If anyone has a suggestion on the matter it would be really appreciated! Thanks :slight_smile:

df["ID Object"] deliberately throws an error because it’s ambiguous if it should return a row or a column. Different users have different expectations for what df[1] should return, so we require the expliciteness of df[:, "ID Object"].

What version of Julia and DataFrames are you using? Using getproperty works for me on 1.6.0 and DataFrames 1.1

julia> df = DataFrame("ID Object" => [1, 2, 3])
3×1 DataFrame
 Row │ ID Object 
     │ Int64     
─────┼───────────
   1 │         1
   2 │         2
   3 │         3

julia> df."ID Object"
3-element Vector{Int64}:
 1
 2
 3

It’s a fresh install so Julia 1.6.1 and DataFrames 1.1.1.

I just reran and now it works fine for some reason, before it was telling me that it could not find the field “ID”.
However it still does not work for TypedTables, how should I go about it on these structures? I still get:

ERROR: LoadError: MethodError: no method matching getproperty(::Table{NamedTuple{(Symbol("ID Object"), ...}}, ::String)

Do TypedTables have other ways of getting the elements?

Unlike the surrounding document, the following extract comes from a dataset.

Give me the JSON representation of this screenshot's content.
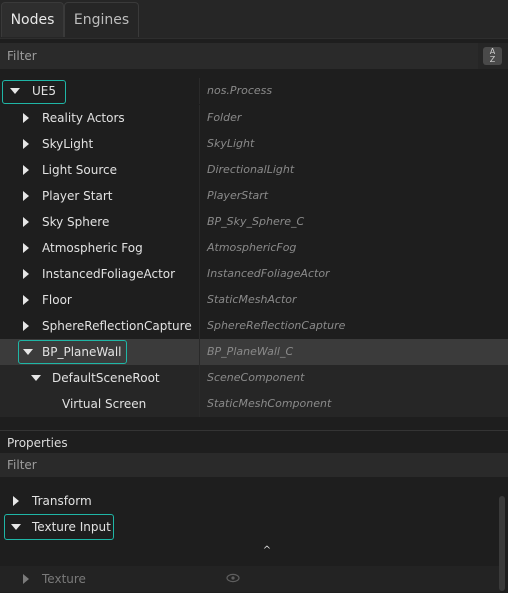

If I want to write more idiomatic Julia code, should I prefer the first solution with brackets or the getproperty?

DataFrames.jl supports strings as column names, but TypedTables.jl doesn’t, I think. You can try getproperty(t, Symbol("Object ID") in that case.

Not to plug DataFrames too much, but it is be possible to do a lot of type-stable operations with DataFrames using transform and similar functions. It’s not always necessary to use both TypedTables and DataFrames in the same session.

Ah indeed getproperty(t, Symbol("ID Object") works! Thanks a lot you saved me ahah

I’m still not too sure about the differences, pros/cons of DataFrames vs TypedTables ; from what I understood TypedTables were more performant if the structure of the tabular data was not going to change, but I may be completely mistaken about this. Since I’m trying to see whether Julia will be a viable alternative to my current Python usage for performance purposes, I want to make sure that I learn how to properly use the language and its packages to write efficient code.

The computation-intensive task I am currently tackling mainly involves filtering/selecting operations, do you think TypedTables would present any advantage in these cases? (though I think I’m going a bit off topic for this thread)

It’s up to you to benchmark the solutions and figure out which is best.

I just wish to point out that even though DataFrames is not type-stable in the sense that Julia can’t infer the vector type of df.x, lots of work has been done to provide convenient syntax for avoiding those kinds of problems.

You should try writing the same code in both, benchmarking it (inside a function and with @btime from BenchmarkTools.jl used appropriately), and comparing the results. Then post here again to see if there are any improvements to be made with the use of either library.

1 Like

Alright, I’ll try this out then. Thanks again for your help :slight_smile:

And maybe do post here if you find a case where DataFrames performs particularly badly - people will be more than happy to help speed things up, or you might happen on an actual performance issue which can be fixed in DataFrames. My (entirely gut-based) guess is the userbase of DataFrames is orders of magnitude larger than that of TypedTables, so it’ll likely be much easier to get help with DataFrames issues than with TypedTables ones.